Re: SE.5a Hispano Suiza Eduard 1/48

PostNapisane: sobota, 1 września 2018, 12:28
przez Thalgonis
Fajnie wygląda :-)
Zaraz ktoś Ci powie, że za mało uwalony ;-)))

Re: SE.5a Hispano Suiza Eduard 1/48

PostNapisane: sobota, 1 września 2018, 15:36
przez Łukasz_K
Świetne malowanie

Re: SE.5a Hispano Suiza Eduard 1/48

PostNapisane: sobota, 1 września 2018, 16:07
przez bohdan
Fantastyczny jest.

Re: SE.5a Hispano Suiza Eduard 1/48

PostNapisane: sobota, 1 września 2018, 18:21
przez Arcturus
Piękny!

Re: SE.5a Hispano Suiza Eduard 1/48

PostNapisane: sobota, 1 września 2018, 19:30
przez Jacek Bzunek
Arkady72 napisał(a):Kapitana...Forresta

A na kadłubie pisze Hanks czy jakoś. Przypadek?

Re: SE.5a Hispano Suiza Eduard 1/48

PostNapisane: sobota, 1 września 2018, 20:05
przez skusz
Podoba się, też chciałbym te żeberka tak ładnie umieć wyeksponować.

Re: SE.5a Hispano Suiza Eduard 1/48

PostNapisane: sobota, 1 września 2018, 23:37
przez CzarekB
Jacek Bzunek napisał(a):
Arkady72 napisał(a):Kapitana...Forresta

A na kadłubie pisze Hanks czy jakoś. Przypadek?


Na kadłubie jest napisane Ginger Hank.
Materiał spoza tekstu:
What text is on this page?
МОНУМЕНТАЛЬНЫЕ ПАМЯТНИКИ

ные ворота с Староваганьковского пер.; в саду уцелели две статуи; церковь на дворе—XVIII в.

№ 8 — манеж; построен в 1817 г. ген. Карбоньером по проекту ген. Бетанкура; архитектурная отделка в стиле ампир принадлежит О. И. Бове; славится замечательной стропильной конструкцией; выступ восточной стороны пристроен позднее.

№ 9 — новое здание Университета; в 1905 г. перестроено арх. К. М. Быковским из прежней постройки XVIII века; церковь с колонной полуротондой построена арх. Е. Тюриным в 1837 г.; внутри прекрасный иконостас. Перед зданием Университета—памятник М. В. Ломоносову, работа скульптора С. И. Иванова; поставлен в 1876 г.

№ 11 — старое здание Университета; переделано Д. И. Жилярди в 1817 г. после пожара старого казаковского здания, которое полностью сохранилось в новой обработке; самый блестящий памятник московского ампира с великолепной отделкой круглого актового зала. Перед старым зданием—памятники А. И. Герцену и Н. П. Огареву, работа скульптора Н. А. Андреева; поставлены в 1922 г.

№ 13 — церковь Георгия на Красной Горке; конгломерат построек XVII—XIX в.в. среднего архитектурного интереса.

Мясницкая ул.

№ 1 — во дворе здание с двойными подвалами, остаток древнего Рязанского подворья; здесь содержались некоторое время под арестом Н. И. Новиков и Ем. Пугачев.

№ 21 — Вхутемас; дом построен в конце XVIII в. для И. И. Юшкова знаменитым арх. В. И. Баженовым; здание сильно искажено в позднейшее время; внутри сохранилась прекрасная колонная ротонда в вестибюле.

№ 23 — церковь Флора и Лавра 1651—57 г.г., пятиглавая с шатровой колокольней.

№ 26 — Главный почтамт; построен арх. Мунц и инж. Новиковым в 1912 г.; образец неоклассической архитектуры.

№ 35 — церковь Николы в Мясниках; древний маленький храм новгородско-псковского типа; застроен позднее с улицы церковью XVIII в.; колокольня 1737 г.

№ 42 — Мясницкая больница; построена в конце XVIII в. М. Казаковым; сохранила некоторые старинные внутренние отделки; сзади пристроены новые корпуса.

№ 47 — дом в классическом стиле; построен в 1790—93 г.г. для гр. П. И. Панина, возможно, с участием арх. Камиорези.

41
Tłumaczenie z angielskiego na nasze, Rudy Heniek. Wszystko pasuje jak najbardziej.

Znakomity model Arkady, jak zawsze choć ostatnio zdjęcia wpadają w blady błękit. Co nie ujmuje nic a nic modelowi. Brawo !

Re: SE.5a Hispano Suiza Eduard 1/48

PostNapisane: niedziela, 2 września 2018, 19:10
przez Aleksander
Jak zwykle - bardzo mi się podoba! Malowanie super - w tym miejscu jesteś dla mnie idolem! :lol:
Napisy na oponach wymiatają! Jak to zrobiłeś? Suchy pędzel?

SE.5a to jedyny "pierwszowojenny" samolot w moim składziku, ale przez zrobieniem go powstrzymuje mnie strach przed naciągami - nigdy tego nie robiłem i trochę mam obaw.

Re: SE.5a Hispano Suiza Eduard 1/48

PostNapisane: niedziela, 2 września 2018, 20:35
przez Arkady72
Aleksander napisał(a):Jak zwykle - bardzo mi się podoba! Malowanie super - w tym miejscu jesteś dla mnie idolem! :lol:
Napisy na oponach wymiatają! Jak to zrobiłeś? Suchy pędzel?

SE.5a to jedyny "pierwszowojenny" samolot w moim składziku, ale przez zrobieniem go powstrzymuje mnie strach przed naciągami - nigdy tego nie robiłem i trochę mam obaw.

Hej Olku! Napisy na oponach to kalkomanie z zestawu. O naciągi się nie martw. Zawsze jest kiedyś ten pierwszy raz. Polecam elastyczną EZ line. U mnie problem z naciągami jest tylko jeden. Repertuar przekleństw mam już za mały i się powtarzam :).

Re: SE.5a Hispano Suiza Eduard 1/48

PostNapisane: niedziela, 2 września 2018, 20:53
przez Aleksander
Arkady72 napisał(a):Hej Olku! Napisy na oponach to kalkomanie z zestawu. O naciągi się nie martw. Zawsze jest kiedyś ten pierwszy raz. Polecam elastyczną EZ line. U mnie problem z naciągami jest tylko jeden. Repertuar przekleństw mam już za mały i się powtarzam :).

EZ-line mam, ale przeraża mnie ilość dziurek do zrobienia i linek do przetkania (przekleństwa na tą okazję też już zbieram :lol: ). Ja mam Wolseley Vipera też Edkowego. Na razie czeka na swoją kolej i moją wenę. Kalki na kołach wyglądają na pomalowane, stąd było moje pytanie.

Re: SE.5a Hispano Suiza Eduard 1/48

PostNapisane: niedziela, 2 września 2018, 22:10
przez potez
Kolejny Se.5a, którego plusy nie są mi w stanie zasłonić minusów. Koszmarna faktura skrzydeł po prostu mnie odrzuca, chociaż model fajnie pomalowany - taki arcadowy 8-)
EDIT:
Niech sie wreszcie nauczą miszczowie produkcji modelarskiej, proszę oto Hawker Hind w 48 od AMG - producenta z o wiele mniejszym doświadczeniem i pozycją na rynku. Można? MOŻNA!